Teresa dio un respingo al oír la voz lejana que salía del móvil. Anotó
nerviosamente las instrucciones que debía cumplir de inmediato. Tenía el tiempo justo de abandonar la reunión de trabajo, acabar con el cliente en cinco minutos para pasar por su casa –a esa hora ni su marido ni los niños estarían- cambiarse de ropa y buscar esas prendas de una elegancia demasiado suntuosa, que nunca se ponía.
Salió de casa con un cosquilleo en el vientre mezcla de emoción y miedo. La pamela doblada en una bolsa.
Cómo había llegado hasta ese punto. Era tan inexplicable y absurdo que resultaba cómico. Empezó esa relación a distancia como un juego que poco a poco se fue transformando en algo mas serio y perturbador, hasta que se le escapó de las manos. Hasta que empezó a descubrir cosas ocultas de si misma. Él, en realidad solo era un medio, un diluyente donde ella vertiría su verdadera esencia. El resultado de la mezcla , una fórmula que era aún desconocida. Solo existía una idea clara por encima de su confusión: la necesidad de sentir.

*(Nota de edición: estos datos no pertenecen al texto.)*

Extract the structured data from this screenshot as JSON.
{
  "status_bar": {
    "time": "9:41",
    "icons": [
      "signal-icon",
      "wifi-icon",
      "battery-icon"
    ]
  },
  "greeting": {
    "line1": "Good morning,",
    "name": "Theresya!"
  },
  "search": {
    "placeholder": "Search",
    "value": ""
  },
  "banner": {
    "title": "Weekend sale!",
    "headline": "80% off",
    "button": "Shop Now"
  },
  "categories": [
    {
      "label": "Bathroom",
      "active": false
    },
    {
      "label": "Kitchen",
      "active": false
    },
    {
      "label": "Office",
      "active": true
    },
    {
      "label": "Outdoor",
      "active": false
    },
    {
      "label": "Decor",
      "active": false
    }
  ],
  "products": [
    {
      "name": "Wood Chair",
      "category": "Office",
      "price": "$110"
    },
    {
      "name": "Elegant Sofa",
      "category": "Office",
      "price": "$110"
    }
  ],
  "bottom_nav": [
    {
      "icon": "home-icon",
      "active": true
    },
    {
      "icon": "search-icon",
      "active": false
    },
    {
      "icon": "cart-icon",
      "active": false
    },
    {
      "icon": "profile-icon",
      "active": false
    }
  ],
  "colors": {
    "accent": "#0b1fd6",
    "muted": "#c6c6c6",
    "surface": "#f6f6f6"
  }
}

Al salir del aparcamiento, miró como se elevaba el portón, le pareció la puerta que se abría a un abismo. ¿Qué era toda esta locura, por qué obedecía a aquel hombre, casi desconocido, para qué se había vestido así? Solo sabía que tenía que hacerlo y entregarse a aquel extraño juego de sorpresa, estupor y placer turbulento. Era tan atractivo, el abandono de si misma a otra voluntad.
Ya en la calle, la gente presurosa pasando a través del cristal como en un film francés en blanco y negro, irreal como el vaivén del limpiaparabrisas anunciándole un “no” continuo. En el último instante, girar el volante a la derecha de vuelta a casa y a su feliz rutina o seguir de frente.